Here is the catch. Although the subjugated, dominated, and exploited people have the right to independence and to rid themselves of alien occupation forces through plebiscites or other forms of self-determination, they are perfectly free to choose to become the subjects of the occupation government. And this is the problem with the case of Taiwan. In light of the RoC’s unequivocal claim to reunite with Chinese mainland after the 1949 division, the Taiwanese people appear to have chosen to embrace the RoC (or rather to legalize the RoC’s rule over Taiwan since 1945) through their right to self-determination by insisting on the continuity of the post-1991 RoC on Taiwan and the pre-1991 RoC regime, not to mention the continued adoption of the title of the Republic of China. In this light, claiming independent statehood for Taiwan would have to be based on the controversial right to secession rather than self-determination, which would only jeopardize the legality of Taiwan’s claimed statehood and which the Taiwanese people have persistently denied.

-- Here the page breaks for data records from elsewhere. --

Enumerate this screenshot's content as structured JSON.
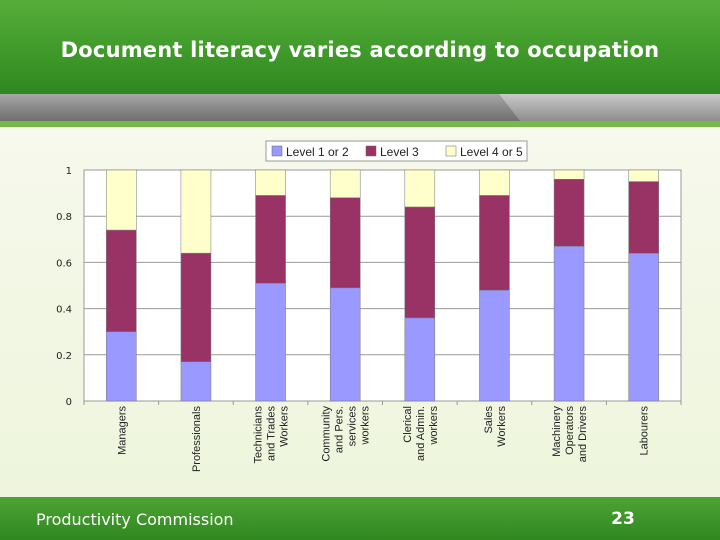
{
  "slide": {
    "title": "Document literacy varies according to occupation",
    "footer": "Productivity Commission",
    "page_number": "23"
  },
  "chart_data": {
    "type": "bar",
    "stacked": true,
    "categories": [
      "Managers",
      "Professionals",
      "Technicians and Trades Workers",
      "Community and Pers. services workers",
      "Clerical and Admin. workers",
      "Sales Workers",
      "Machinery Operators and Drivers",
      "Labourers"
    ],
    "series": [
      {
        "name": "Level 1 or 2",
        "color": "#9999ff",
        "values": [
          0.3,
          0.17,
          0.51,
          0.49,
          0.36,
          0.48,
          0.67,
          0.64
        ]
      },
      {
        "name": "Level 3",
        "color": "#993366",
        "values": [
          0.44,
          0.47,
          0.38,
          0.39,
          0.48,
          0.41,
          0.29,
          0.31
        ]
      },
      {
        "name": "Level 4 or 5",
        "color": "#ffffcc",
        "values": [
          0.26,
          0.36,
          0.11,
          0.12,
          0.16,
          0.11,
          0.04,
          0.05
        ]
      }
    ],
    "yticks": [
      "0",
      "0.2",
      "0.4",
      "0.6",
      "0.8",
      "1"
    ],
    "ylim": [
      0,
      1
    ],
    "grid": true,
    "legend": "top-center"
  }
}
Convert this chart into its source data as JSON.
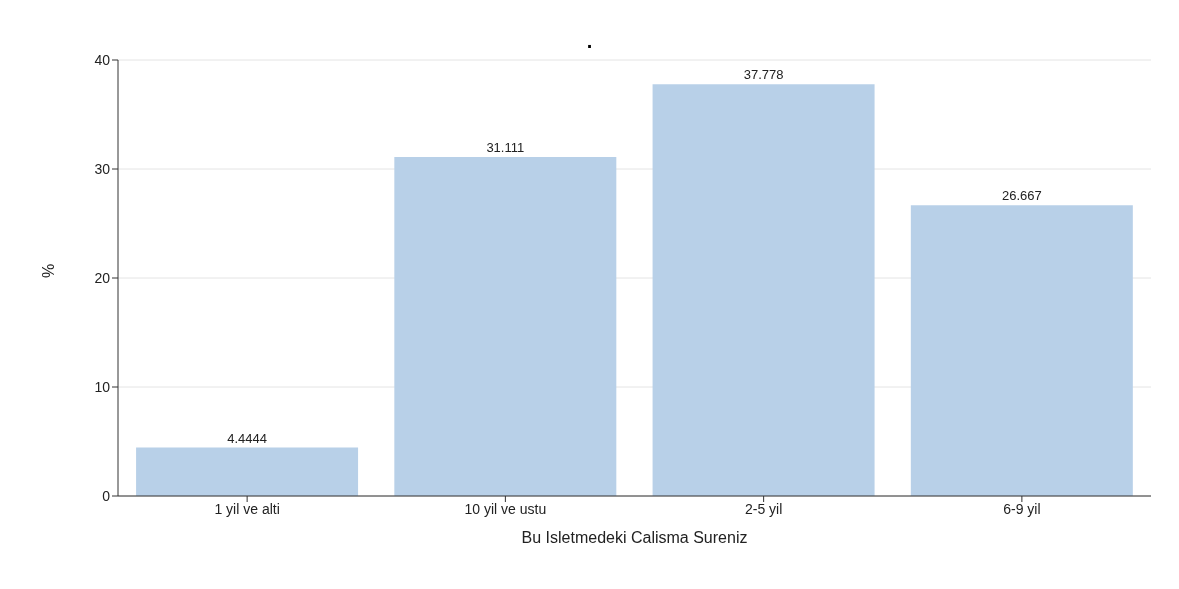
{
  "chart_data": {
    "type": "bar",
    "title": ".",
    "xlabel": "Bu Isletmedeki Calisma Sureniz",
    "ylabel": "%",
    "categories": [
      "1 yil ve alti",
      "10 yil ve ustu",
      "2-5 yil",
      "6-9 yil"
    ],
    "values": [
      4.4444,
      31.111,
      37.778,
      26.667
    ],
    "color": "#b8d0e8",
    "ylim": [
      0,
      40
    ],
    "yticks": [
      0,
      10,
      20,
      30,
      40
    ],
    "grid": "y",
    "data_labels": true
  }
}
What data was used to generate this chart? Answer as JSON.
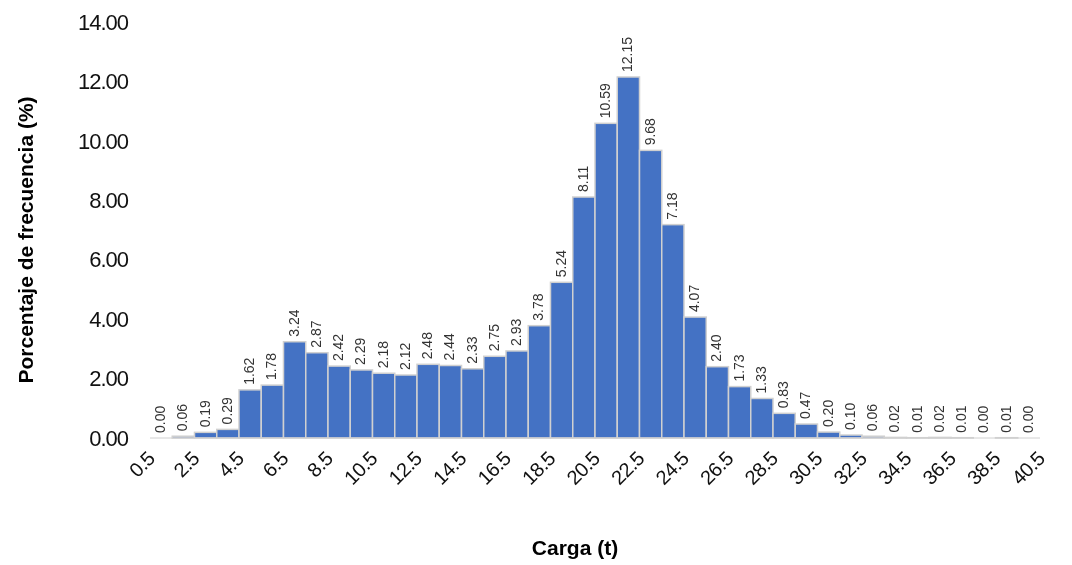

Professor Chen is right that without a plebiscite under the auspices of the UN, the Taiwanese people have already exercised their right to self-determination through successive democratic elections. Yet independence is not the only possible result of self-determination, which Professor Chen seems to presume in the case of Taiwan. Considering the two (or more) choices in any plebiscitary procedures as the Declaration on Principles of International Law Concerning Friendly Relations and Co-operation among States (http://www.un-documents.net/a25r2625.htm) suggests, I take issue with Professor Chen’s contention that the Taiwanese people have already given themselves an independent state through the exercise of the legal right to self-determination. Failing to rid themselves of the RoC straightjacket, the Taiwanese people may instead get themselves into the one China trap by their self-determination in action.
Response…The 1970 Declaration on Principles of International Law expressly recognizes that “[t]he establishment of a sovereign and independent State … freely determined by a people constitute[s one of the] modes of implementing the right of self-determination by that people.”